Symphony No. 3, Op. 88

I. Lamentations
II. Postlude
III. Choral
IV. Interlude
V. Defiance
VI. Epilogue

---------------------

Post what recording you are going to listen to giving details of Orchestra / Conductor / Chorus / Soloists etc - Enjoy!


----------



## Mika (Jul 24, 2009)

More Finnish composers, sorry about that . Pehr Henrik I don't know too much, even though I have some CDs of his compositions. This symphony I found interesting and I hope you do also. Obviously it is in youtube also. I will go for Oramo (maybe even the only recording of this):


----------



## Rogerx (Apr 27, 2018)

Nordgren, P: Symphony No 3, Op. 88 / Symphony No. 5, Op. 103

Finnish Radio Symphony Orchestra, Sakari Oramo

For the Saturday symphony tradition.
I have one, so I go with that one.


----------



## Kiki (Aug 15, 2018)

The Oramo also, on Spotify. Quite epic stuff it seems. Like.


----------



## Art Rock (Nov 28, 2009)

This composer is absent from my CD collection - the YouTube link it is then. By the way, the album cover in post 3 probably has the worst font choice I've ever seen.


----------



## cougarjuno (Jul 1, 2012)

You Tube version for me also. I think I may have confused this composer with Danish composer Per Norgard on some casual online listening, so this may not be the first listen for Nordgren. Anyway always expecting great things from the Finnish composers.


----------



## Haydn man (Jan 25, 2014)

cougarjuno said:


> You Tube version for me also. I think I may have confused this composer with Danish composer Per Norgard on some casual online listening, so this may not be the first listen for Nordgren. Anyway always expecting great things from the Finnish composers.

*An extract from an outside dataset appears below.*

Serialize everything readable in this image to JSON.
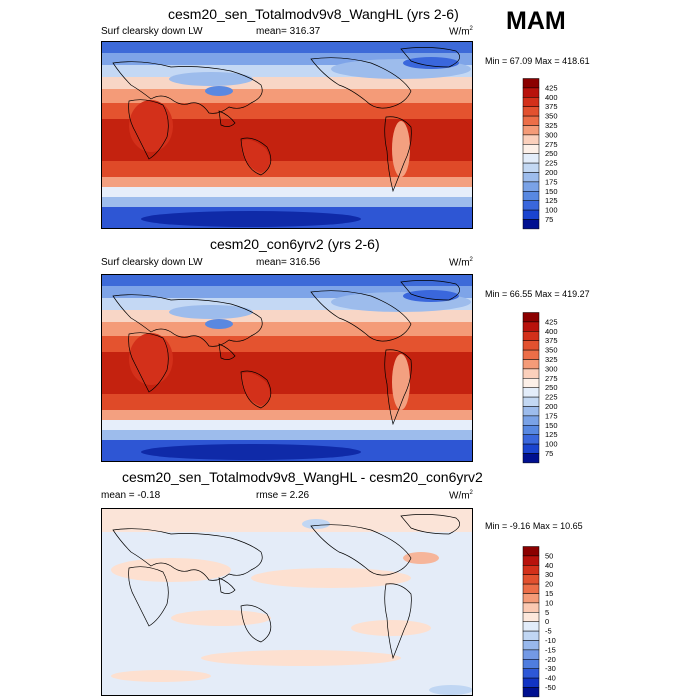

And the same version for me via Spotify


----------



## Highwayman (Jul 16, 2018)

cougarjuno said:


> I think I may have confused this composer with Danish composer Per Norgard on some casual online listening, so this may not be the first listen for Nordgren.


Funnily enough, when I saw the thread I was momentarily baffled thinking it was about Arne Nordheim who of course did not compose any symphonies. 

I`m sure I have listened to Nordgren`s 8th before but honestly, don`t remember much about the symphony nor the symphonist himself. So it won`t be my first listen for him but it might as well feel like it. 

Oramo it shall be!


----------



## HenryPenfold (Apr 29, 2018)

I thought I had 1 & 3, but I can only find 2 & 4. May have to stream it, if I'm going to join in .......


----------